(Ante todo, mis disculpas por el tiempo en que el blog estuvo sin actualizarse. Lo iremos retomando de a poco. La charla de Ana María Bovo en la Feria del Libro, y algunos pensamientos que me despertó, son una buena excusa para emprender ese regreso.)
En esta tarea, sostuvo que era necesario alejarse del arquetipo. Que había que amar a todos los personajes, aún los más antipáticos (esto se traduce en darles a todos la entidad necesaria, de dotarlos de interés). Contó que cada vez que construye o recrea un personaje convergen en su memoria infinidad de detalles que podrían vestirlo, provenientes de referentes de la vida real, o de personajes de películas. Es en este punto donde asume la tarea de recorte: elegir qué detalles va a incorporar, qué se va a contar de ese personaje, qué material apartará para otros personajes (y no usará en éste), y qué información usará para poder representar internamente al personaje sin contarla a la audiencia.
Si bien éste es uno de los grandes desafíos de las adaptaciones, también se da en la creación “desde cero” de los personajes. Y en los cuentos esto se vuelve incluso más crítico. Elegir dónde poner la tijera para que el personaje quede bien perfilado, y sin embargo (por esta cuestión de que la narración escrita es un hecho secuencial) el relato siga avanzando, es muy difícil. Bovo destacó otra ventaja de este recorte: es allí, en ese faltante, donde el lector se involucra, completando en su cabeza a partir de la propia experiencia. Algo parecido se da en el cine. Tenemos la ilusión de saberlo todo sobre el personaje, pero en realidad sabemos muy poquito, y el resto es aporte propio del lector o de la audiencia. Es un mecanismo atávico: nuestro cerebro no soporta el vacío, necesita llenarlo, y lo hace a partir de la propia experiencia.

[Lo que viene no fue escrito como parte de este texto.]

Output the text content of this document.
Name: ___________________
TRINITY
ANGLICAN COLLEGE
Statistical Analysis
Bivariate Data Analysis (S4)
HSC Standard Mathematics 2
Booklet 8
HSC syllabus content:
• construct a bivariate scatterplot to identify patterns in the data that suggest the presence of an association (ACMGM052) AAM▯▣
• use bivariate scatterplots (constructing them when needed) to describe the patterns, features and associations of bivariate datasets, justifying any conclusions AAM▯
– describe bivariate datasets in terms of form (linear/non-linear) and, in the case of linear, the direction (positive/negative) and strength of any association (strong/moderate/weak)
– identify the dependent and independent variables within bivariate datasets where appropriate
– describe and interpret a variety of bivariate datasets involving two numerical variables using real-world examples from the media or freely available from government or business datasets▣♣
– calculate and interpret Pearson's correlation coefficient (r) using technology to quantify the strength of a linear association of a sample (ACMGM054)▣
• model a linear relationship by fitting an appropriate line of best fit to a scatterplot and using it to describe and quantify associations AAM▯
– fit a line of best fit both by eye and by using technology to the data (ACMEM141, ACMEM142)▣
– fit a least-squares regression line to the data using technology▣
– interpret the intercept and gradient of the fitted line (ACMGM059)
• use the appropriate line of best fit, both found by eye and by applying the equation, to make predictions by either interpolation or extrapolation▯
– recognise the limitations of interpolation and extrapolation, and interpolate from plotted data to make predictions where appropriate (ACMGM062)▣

Este “faltante” es vital. Pocos lo definieron con tanta precisión como Pedro Mairal en su novela Salvatierra (Emecé, 2008). En la novela, el padre del protagonista pintó en secreto una serie de rollos larguísimos que registraban la vida en su pueblo litoraleño. A la muerte de Salvatierra padre, el hijo intenta recuperar todos esos rollos donde está plasmada su vida. Pero algo lo preocupa.
Encontrar el tramo faltante era algo que necesitaba hacer para que el cuadro no fuera infinito. Si faltaba un rollo, no iba a poder mirarlo todo, conocerlo todo, y seguiría habiendo incógnitas, cosas que Salvatierra quizá había pintado sin que yo lo supiera. Pero si lo encontraba, habría un límite para ese mundo de imágenes. El infinito tendría borde y yo podría encontrar algo que él no hubiera pintado. Algo mío…
El escritor y el narrador, creo, se mueven en la dirección contraria a lo que expresa el párrafo anterior. El hijo de Salvatierra quiere salir de la pintura, y los escritores pretendemos incluir al lector, de alguna manera, en nuestra narración. Queremos que el cuadro (el personaje) sea “infinito”. Claro, ninguno tiene el poder de pintar a un personaje por completo, como si fuera una persona, y eso tampoco es deseable dentro de la literatura, como tampoco lo es en el cine. Se requiere una síntesis, unas pocas pinceladas que marquen el territorio, y el resto será abismo, al que el lector se asomará para verse reflejado.